Ride the Ducks is a national duck tour operator, and an eponymous tourist attraction in U.S. cities such as Branson, Missouri; Newport, Kentucky; San Francisco, California; Philadelphia, Pennsylvania; and Stone Mountain Park, Georgia. It makes use of over 90 amphibious vehicles (nicknamed "ducks") to provide tours of cities by boat and by land. Ride the Ducks is owned by Herschend Family Entertainment Corporation, which is involved in various family entertainment ventures.
Ride the Ducks of San Francisco also operates Classic Cable Car Sightseeing in which customers can take a city tour on a San Francisco Classic Cable Car. Some are original cable cars from the California Street Cable Car Line dating back to the late 19th century/early 20th century. All others were built from the ground up using the original cable car blueprints and constructed of solid oak and brass.

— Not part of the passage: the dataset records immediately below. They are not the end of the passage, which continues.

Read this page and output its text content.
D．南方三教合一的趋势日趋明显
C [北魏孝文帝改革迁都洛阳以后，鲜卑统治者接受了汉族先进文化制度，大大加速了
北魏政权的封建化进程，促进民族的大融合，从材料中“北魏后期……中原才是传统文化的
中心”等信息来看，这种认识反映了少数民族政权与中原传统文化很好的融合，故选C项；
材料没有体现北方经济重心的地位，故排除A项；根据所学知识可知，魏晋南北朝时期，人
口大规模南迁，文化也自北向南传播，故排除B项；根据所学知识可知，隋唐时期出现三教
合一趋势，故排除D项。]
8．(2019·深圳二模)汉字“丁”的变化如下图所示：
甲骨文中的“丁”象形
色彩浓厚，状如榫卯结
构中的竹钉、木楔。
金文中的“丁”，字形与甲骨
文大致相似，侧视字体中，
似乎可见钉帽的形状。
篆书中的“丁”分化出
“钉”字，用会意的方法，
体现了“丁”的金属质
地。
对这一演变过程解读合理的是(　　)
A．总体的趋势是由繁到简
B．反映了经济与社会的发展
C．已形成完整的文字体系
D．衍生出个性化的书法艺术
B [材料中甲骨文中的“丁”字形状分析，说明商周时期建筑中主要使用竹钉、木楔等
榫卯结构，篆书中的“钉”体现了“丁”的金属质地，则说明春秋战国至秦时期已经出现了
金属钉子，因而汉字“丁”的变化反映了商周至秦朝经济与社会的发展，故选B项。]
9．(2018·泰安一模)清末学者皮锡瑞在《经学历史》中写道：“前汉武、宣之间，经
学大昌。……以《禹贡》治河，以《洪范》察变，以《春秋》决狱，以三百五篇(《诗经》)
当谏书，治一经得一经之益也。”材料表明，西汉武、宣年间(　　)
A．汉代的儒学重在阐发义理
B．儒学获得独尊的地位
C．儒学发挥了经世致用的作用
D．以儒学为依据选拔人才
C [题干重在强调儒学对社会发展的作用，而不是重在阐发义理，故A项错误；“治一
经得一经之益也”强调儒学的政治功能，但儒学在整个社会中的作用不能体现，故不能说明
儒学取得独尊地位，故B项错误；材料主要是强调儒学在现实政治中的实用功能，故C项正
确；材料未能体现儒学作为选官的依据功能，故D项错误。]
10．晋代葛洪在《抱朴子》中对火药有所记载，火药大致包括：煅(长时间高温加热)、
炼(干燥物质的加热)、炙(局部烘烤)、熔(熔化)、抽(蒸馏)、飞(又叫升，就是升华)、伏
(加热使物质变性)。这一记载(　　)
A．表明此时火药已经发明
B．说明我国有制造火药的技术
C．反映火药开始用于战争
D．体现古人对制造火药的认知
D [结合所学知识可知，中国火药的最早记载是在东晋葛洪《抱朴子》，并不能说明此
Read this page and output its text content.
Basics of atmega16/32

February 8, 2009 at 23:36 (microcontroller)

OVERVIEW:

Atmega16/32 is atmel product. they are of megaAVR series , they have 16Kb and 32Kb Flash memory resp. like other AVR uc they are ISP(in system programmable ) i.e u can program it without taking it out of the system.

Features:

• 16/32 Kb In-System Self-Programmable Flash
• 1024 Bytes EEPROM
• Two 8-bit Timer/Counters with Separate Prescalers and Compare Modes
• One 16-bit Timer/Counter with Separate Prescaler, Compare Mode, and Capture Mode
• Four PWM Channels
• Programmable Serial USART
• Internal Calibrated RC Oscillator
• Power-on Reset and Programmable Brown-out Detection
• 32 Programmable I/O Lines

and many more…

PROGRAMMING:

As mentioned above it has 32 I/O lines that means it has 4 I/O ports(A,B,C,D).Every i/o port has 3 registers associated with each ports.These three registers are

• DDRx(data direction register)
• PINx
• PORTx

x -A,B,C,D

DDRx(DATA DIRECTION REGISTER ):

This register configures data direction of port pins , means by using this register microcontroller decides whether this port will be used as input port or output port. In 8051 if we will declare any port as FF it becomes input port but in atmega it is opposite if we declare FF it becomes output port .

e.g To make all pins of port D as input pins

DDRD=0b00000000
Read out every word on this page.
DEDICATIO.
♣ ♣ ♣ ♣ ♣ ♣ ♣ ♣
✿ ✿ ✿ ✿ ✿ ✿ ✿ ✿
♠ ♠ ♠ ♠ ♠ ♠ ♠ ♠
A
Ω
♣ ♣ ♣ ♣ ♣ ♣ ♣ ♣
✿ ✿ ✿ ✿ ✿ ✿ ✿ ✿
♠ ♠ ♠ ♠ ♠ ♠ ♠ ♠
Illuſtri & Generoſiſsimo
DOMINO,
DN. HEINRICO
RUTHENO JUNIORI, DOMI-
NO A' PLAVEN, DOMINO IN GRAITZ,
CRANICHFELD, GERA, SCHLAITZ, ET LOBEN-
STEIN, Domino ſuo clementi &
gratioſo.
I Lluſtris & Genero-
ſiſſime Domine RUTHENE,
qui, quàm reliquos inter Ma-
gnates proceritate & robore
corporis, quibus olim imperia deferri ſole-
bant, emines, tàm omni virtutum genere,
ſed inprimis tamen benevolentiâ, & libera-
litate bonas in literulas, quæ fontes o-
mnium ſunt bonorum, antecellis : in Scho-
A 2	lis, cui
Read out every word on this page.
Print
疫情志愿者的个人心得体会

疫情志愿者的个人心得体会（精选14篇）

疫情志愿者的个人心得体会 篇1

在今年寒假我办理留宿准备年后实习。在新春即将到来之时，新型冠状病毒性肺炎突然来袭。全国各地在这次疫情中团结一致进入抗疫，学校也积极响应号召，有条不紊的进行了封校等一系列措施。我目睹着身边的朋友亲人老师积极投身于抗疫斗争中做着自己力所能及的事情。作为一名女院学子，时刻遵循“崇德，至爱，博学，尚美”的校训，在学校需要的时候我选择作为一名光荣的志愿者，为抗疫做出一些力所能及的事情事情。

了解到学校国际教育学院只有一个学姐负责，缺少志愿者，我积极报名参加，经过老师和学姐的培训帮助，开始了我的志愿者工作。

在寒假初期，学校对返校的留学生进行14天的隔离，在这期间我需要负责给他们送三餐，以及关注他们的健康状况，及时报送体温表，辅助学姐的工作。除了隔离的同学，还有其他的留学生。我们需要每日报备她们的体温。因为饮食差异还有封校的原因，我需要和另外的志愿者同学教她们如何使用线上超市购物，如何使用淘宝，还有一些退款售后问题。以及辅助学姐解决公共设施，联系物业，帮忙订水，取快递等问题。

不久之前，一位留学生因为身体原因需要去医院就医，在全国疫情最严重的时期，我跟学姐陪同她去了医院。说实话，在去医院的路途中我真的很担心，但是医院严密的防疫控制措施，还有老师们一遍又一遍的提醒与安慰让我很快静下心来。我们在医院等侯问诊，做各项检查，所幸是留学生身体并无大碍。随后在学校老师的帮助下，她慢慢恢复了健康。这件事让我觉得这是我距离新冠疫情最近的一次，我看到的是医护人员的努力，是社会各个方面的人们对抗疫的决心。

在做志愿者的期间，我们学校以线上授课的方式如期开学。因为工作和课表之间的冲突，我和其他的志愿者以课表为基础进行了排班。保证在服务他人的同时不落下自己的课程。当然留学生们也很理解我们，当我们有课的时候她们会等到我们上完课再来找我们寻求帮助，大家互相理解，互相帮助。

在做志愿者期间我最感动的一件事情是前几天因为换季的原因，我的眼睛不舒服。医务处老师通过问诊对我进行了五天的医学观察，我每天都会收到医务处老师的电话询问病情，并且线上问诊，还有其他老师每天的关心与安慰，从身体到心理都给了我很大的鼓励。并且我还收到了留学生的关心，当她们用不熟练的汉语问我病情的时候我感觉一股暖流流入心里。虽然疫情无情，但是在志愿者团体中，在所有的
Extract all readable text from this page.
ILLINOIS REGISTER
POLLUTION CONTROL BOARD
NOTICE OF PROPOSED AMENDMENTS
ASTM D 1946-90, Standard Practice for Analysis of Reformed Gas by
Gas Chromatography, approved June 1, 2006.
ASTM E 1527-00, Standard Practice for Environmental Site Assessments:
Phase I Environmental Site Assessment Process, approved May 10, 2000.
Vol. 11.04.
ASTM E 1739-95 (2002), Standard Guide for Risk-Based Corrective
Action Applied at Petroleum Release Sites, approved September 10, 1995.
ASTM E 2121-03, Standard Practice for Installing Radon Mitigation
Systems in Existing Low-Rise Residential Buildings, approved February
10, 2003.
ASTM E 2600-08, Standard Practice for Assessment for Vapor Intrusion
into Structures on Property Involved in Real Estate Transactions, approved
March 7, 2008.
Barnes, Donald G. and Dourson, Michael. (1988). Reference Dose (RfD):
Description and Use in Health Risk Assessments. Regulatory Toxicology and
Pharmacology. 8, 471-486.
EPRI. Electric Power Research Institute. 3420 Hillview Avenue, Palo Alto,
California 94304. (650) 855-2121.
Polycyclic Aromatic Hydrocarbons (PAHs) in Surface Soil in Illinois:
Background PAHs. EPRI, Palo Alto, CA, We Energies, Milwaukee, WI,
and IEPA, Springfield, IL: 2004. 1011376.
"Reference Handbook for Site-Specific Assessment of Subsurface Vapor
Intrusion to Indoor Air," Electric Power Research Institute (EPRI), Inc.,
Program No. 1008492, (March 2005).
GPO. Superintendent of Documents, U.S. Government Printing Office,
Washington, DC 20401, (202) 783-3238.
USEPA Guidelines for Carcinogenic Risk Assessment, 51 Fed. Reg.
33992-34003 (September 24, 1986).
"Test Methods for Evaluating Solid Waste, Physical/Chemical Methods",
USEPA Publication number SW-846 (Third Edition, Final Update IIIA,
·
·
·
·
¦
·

Similar duck-boat based tours operate in other cities (such as Cincinnati, Boston, Portland, Seattle, and Toronto), but are not operated by Ride The Ducks. Ride The Ducks has provided vehicles to some of these other companies, such as their relationship with Boston's Duck Tours.
Read more about Ride The Ducks: The Ducks, Hurricane Katrina Support, Incidents
Famous quotes containing the words ride the, ride and/or ducks:
“How soon I may ride the whole world about;
And at the third question thou must not shrink,
But tell me here truly what I do think.”
—Unknown. King John and the Abbot of Canterbury (l. 3032)
“Not too many years ago, a childs experience was limited by how far he or she could ride a bicycle or by the physical boundaries that parents set. Today ... the real boundaries of a childs life are set more by the number of available cable channels and videotapes, by the simulated reality of videogames, by the number of megabytes of memory in the home computer. Now kids can go anywhere, as long as they stay inside the electronic bubble.”
—Richard Louv (20th century)
“The only ones who are really grateful for the war are the wild ducks, such a lot of them in the marshes of the Rhone and so peaceful ... because all the shot-guns have been taken away completely taken away and nobody can shoot with them nobody at all and the wild ducks are very content. They act as of they had never been shot at, never, it is so easy to form old habits again, so very easy.”